Still other make a good point that braking in a curve can be helpful as well. Rather than addressing any of the points above, this has to do with the weight distribution of the car. You can imagine, that on it's suspension, the car's weight "shifts" rearwards during acceleration, and forwards during braking. Since only the front wheels of a car actually turn, the argument is that shifting the weight of the car onto the front wheels will increase their contact with the road as well as the downwards force on them, allowing them greater friction and therefore to withstand greater lateral force without slipping. Since they are the wheels that are causing the change of direction, this is supposed to help support that change of direction. On the other hand, if the rear wheels have insufficient friction and begin to slide laterally, the car will spin out, which seems even worse than just drifting off on the car's tangent when all wheels lose friction simultaneously. This phenomenon is called oversteer, because the car will try to spin out in the direction of the turn.

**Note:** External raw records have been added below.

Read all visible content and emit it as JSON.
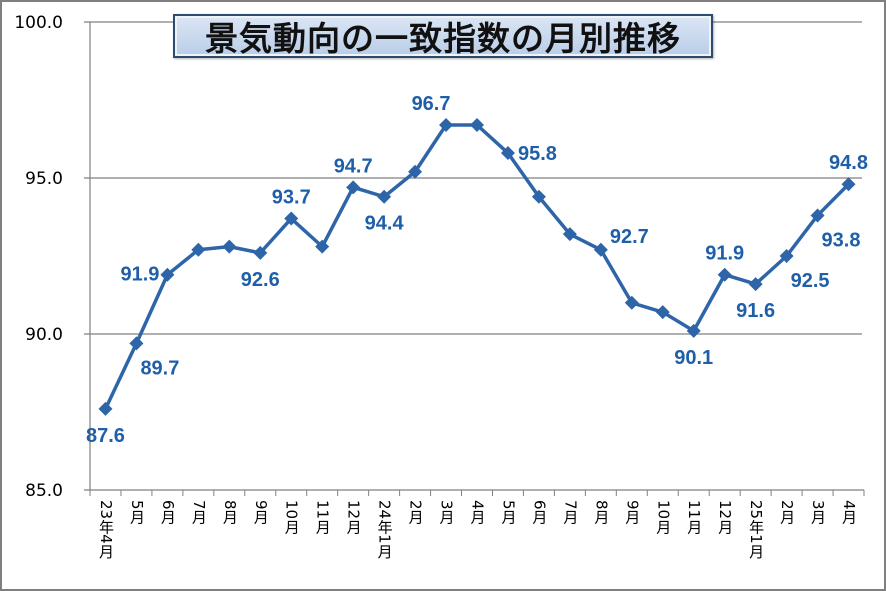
{
  "chart_data": {
    "type": "line",
    "title": "景気動向の一致指数の月別推移",
    "xlabel": "",
    "ylabel": "",
    "ylim": [
      85.0,
      100.0
    ],
    "yticks": [
      "85.0",
      "90.0",
      "95.0",
      "100.0"
    ],
    "ytick_values": [
      85,
      90,
      95,
      100
    ],
    "grid": true,
    "legend": "none",
    "series_color": "#2e65a8",
    "label_color": "#1f5fa8",
    "categories": [
      "23年4月",
      "5月",
      "6月",
      "7月",
      "8月",
      "9月",
      "10月",
      "11月",
      "12月",
      "24年1月",
      "2月",
      "3月",
      "4月",
      "5月",
      "6月",
      "7月",
      "8月",
      "9月",
      "10月",
      "11月",
      "12月",
      "25年1月",
      "2月",
      "3月",
      "4月"
    ],
    "series": [
      {
        "name": "一致指数",
        "values": [
          87.6,
          89.7,
          91.9,
          92.7,
          92.8,
          92.6,
          93.7,
          92.8,
          94.7,
          94.4,
          95.2,
          96.7,
          96.7,
          95.8,
          94.4,
          93.2,
          92.7,
          91.0,
          90.7,
          90.1,
          91.9,
          91.6,
          92.5,
          93.8,
          94.8
        ]
      }
    ],
    "data_labels": [
      {
        "index": 0,
        "text": "87.6",
        "pos": "below"
      },
      {
        "index": 1,
        "text": "89.7",
        "pos": "below-right"
      },
      {
        "index": 2,
        "text": "91.9",
        "pos": "left"
      },
      {
        "index": 5,
        "text": "92.6",
        "pos": "below"
      },
      {
        "index": 6,
        "text": "93.7",
        "pos": "above"
      },
      {
        "index": 8,
        "text": "94.7",
        "pos": "above"
      },
      {
        "index": 9,
        "text": "94.4",
        "pos": "below"
      },
      {
        "index": 11,
        "text": "96.7",
        "pos": "above-right"
      },
      {
        "index": 13,
        "text": "95.8",
        "pos": "right"
      },
      {
        "index": 16,
        "text": "92.7",
        "pos": "right-up"
      },
      {
        "index": 19,
        "text": "90.1",
        "pos": "below"
      },
      {
        "index": 20,
        "text": "91.9",
        "pos": "above"
      },
      {
        "index": 21,
        "text": "91.6",
        "pos": "below"
      },
      {
        "index": 22,
        "text": "92.5",
        "pos": "below-right"
      },
      {
        "index": 23,
        "text": "93.8",
        "pos": "below-right"
      },
      {
        "index": 24,
        "text": "94.8",
        "pos": "above"
      }
    ]
  }
}
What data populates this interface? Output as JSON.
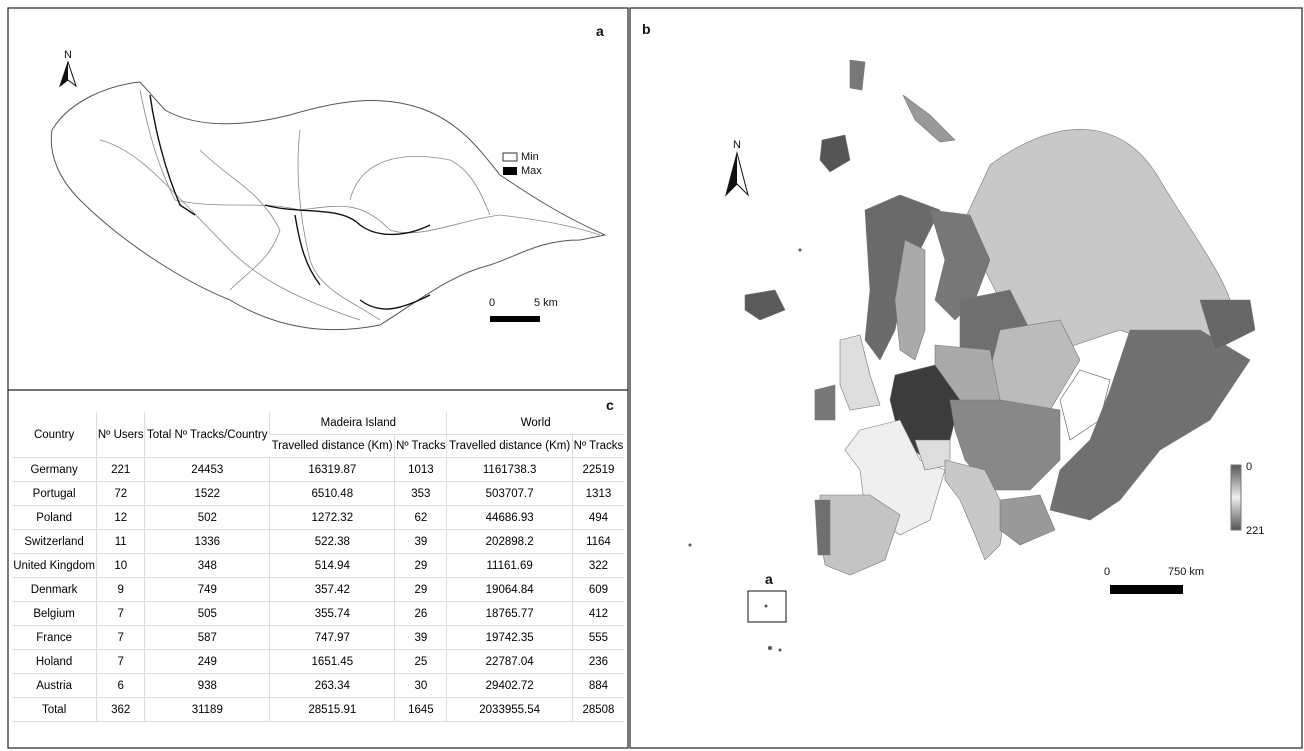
{
  "panel_a": {
    "label": "a",
    "north": "N",
    "legend": {
      "min": "Min",
      "max": "Max"
    },
    "scale": {
      "start": 0,
      "end": "5 km"
    }
  },
  "panel_b": {
    "label": "b",
    "north": "N",
    "legend": {
      "top": 0,
      "bottom": 221
    },
    "scale": {
      "start": 0,
      "end": "750 km"
    },
    "inset_label": "a"
  },
  "panel_c": {
    "label": "c",
    "table": {
      "header": {
        "country": "Country",
        "users": "Nº Users",
        "total_tracks": "Total Nº Tracks/Country",
        "madeira": "Madeira Island",
        "world": "World",
        "madeira_distance": "Travelled distance (Km)",
        "madeira_tracks": "Nº Tracks",
        "world_distance": "Travelled distance (Km)",
        "world_tracks": "Nº Tracks"
      },
      "rows": [
        [
          "Germany",
          221,
          24453,
          16319.87,
          1013,
          1161738.3,
          22519
        ],
        [
          "Portugal",
          72,
          1522,
          6510.48,
          353,
          503707.7,
          1313
        ],
        [
          "Poland",
          12,
          502,
          1272.32,
          62,
          44686.93,
          494
        ],
        [
          "Switzerland",
          11,
          1336,
          522.38,
          39,
          202898.2,
          1164
        ],
        [
          "United Kingdom",
          10,
          348,
          514.94,
          29,
          11161.69,
          322
        ],
        [
          "Denmark",
          9,
          749,
          357.42,
          29,
          19064.84,
          609
        ],
        [
          "Belgium",
          7,
          505,
          355.74,
          26,
          18765.77,
          412
        ],
        [
          "France",
          7,
          587,
          747.97,
          39,
          19742.35,
          555
        ],
        [
          "Holand",
          7,
          249,
          1651.45,
          25,
          22787.04,
          236
        ],
        [
          "Austria",
          6,
          938,
          263.34,
          30,
          29402.72,
          884
        ],
        [
          "Total",
          362,
          31189,
          28515.91,
          1645,
          2033955.54,
          28508
        ]
      ]
    }
  }
}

Considering the weight distribution in acceleration, the weight moves onto the rear wheels, and our steering front wheels have less weight and less contact area. This can result in what is called understeer, as the front wheels slip laterally because they have insufficient friction to change the direction of the car's travel to the direction of the wheel's orientation.
If you've made it this far, it's time to ask: if the stakes were high, and you had all the time to think about it, would you accelerate, brake, or stay constant through a turn? What factors would guide your decision in different circumstances?